Es inevitable pensar, de algún modo, en el Ulises, de James Joyce. Si en esta Dublín se convertía en un personaje más y era el viaje de un hombre a través de un día, en Döblin la ciudad es Berlín y el viaje dura si acaso un año. El regreso no es al hogar, porque eso ya no existe, sino a una honradez original. Salido de la cárcel, Franz Biberkopf, tras el asesinato de su amante, quiere ser honrado. Pero lo cierto es que, como reconoce, el escritor alemán no tuvo conocimiento del libro del irlandés hasta después de empezarla, lo cual nos viene a hablar de un aire del tiempo, que atraviesa fronteras y literaturas. Una necesidad de llevar la escritura a otro nivel, de forzarla para poder alcanzar a expresar las complejidades y convulsiones de esos años. Y es que en Berlin Alexanderplatz también hay una experimentación con el lenguaje y con el ritmo, con el collage, jugando con el expresionismo, además de estar escrita contemporáneamente al periodo temporal que abarca. En su hilo narrativo se cruza la vida diaria, los titulares de los periódicos, la publicidad, los ruidos y sonidos de la ciudad. Todo vive alrededor de Franz y Franz también quiere vivir.  

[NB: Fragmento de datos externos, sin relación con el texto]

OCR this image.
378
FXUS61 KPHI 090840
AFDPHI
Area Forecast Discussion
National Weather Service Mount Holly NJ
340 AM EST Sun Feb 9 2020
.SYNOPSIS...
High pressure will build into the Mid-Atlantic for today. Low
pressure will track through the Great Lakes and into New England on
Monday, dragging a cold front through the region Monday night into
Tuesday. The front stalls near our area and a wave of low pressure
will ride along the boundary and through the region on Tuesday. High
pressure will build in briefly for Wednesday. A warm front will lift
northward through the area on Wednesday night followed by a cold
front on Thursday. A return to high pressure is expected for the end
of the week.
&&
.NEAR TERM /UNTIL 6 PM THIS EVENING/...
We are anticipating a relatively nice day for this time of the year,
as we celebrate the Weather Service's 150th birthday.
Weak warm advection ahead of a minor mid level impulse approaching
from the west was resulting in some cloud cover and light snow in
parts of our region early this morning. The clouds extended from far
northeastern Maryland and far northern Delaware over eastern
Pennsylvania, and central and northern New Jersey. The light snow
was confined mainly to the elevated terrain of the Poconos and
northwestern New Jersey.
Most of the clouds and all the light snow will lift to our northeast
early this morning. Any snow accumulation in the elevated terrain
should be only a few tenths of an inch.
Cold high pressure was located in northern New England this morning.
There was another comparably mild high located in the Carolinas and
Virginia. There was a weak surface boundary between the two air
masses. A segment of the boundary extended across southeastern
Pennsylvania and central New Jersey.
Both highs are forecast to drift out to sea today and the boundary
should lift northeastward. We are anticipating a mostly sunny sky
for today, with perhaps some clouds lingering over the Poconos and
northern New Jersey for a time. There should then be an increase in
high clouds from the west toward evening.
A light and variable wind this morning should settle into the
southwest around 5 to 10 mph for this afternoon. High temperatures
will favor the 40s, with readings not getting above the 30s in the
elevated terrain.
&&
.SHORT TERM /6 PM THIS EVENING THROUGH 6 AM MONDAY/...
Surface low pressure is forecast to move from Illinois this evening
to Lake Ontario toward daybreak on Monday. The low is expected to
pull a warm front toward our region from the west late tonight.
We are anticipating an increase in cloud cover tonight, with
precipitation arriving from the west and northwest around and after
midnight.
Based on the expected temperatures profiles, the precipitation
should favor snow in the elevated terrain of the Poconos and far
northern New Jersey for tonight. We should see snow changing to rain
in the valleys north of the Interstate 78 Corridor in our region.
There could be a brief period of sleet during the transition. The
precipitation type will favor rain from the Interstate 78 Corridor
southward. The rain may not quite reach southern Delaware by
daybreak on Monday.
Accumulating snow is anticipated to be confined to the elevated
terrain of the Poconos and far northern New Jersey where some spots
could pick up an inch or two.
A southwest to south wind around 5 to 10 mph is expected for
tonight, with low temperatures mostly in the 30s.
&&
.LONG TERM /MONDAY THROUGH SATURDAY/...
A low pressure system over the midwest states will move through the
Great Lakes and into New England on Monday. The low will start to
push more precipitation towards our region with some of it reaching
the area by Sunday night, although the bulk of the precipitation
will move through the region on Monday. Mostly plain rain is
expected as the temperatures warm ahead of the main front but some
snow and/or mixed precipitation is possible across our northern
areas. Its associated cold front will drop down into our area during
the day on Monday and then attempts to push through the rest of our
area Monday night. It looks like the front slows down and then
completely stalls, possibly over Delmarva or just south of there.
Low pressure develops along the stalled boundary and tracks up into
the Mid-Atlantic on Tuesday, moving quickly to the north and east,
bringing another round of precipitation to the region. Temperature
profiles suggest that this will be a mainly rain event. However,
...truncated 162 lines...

Al salir prisión, el mundo cae sobre él como un peso muerto, pero quiere vivir de otra manera. Necesita hacerlo. Y mientras lo intenta, la República de Weimar pasa ante nuestros ojos. Las grietas, las luchas de la clase obrera, la izquierda, el advenimiento del nacionalsocialismo, el camino hacia un abismo aún más amplio que aquel del que quiere escapar su protagonista. Si Franz Biberkopf no puede ser bueno, pese a que lo intenta, Weimar no puede sobrevivir pese a que sus intenciones son justas. Las intenciones no determinan el destino, ni de un país ni de una persona. Solo las acciones, los errores y los aciertos. Aparece la palabra destino, como si tanto uno como otro tuvieran grabado ese fracaso desde su mismo nacimiento. Cómo no volverse loco. Los Reinhold son más abundantes que la pequeña Meize o Eva. Otra vez la atracción del abismo frente a la tranquilidad, el descanso, lo razonablemente bueno. Entre todo, aquello que da cuerda al mundo: la insatisfacción. Alfred Döblin no creo un personaje con el que estar de acuerdo. Ni tan siquiera uno con el que fuera fácil lamentarse de su suerte. Demasiadas veces, es un imbécil con buenas intenciones. Un tipo incomprensible y, por lo tanto, humano. Nos gustaría empujarle, agitarle. Otras darle de patadas. Nos asfixiamos con sus contradicciones y lo que ocurre a su alrededor nos sobrecoge. Compartimos sus errores y sus aciertos son escasos, como si fuera una reproducción a muy pequeñas escala, a ínfima escala, de la tragedia alemana. Cuando cerramos el libro, sabemos que lo que hemos atravesado es la vida. La vida está unos escalones más abajo que la Historia, pero es lo único que tenemos y que creemos poder manejar. Cerramos el libro y el libro ha estado latiendo entre nuestras manos y sigue retumbando en nuestra cabeza, como el producto de largos días de ebriedad. Admirarnos de que aún podamos sentir temor y temblor.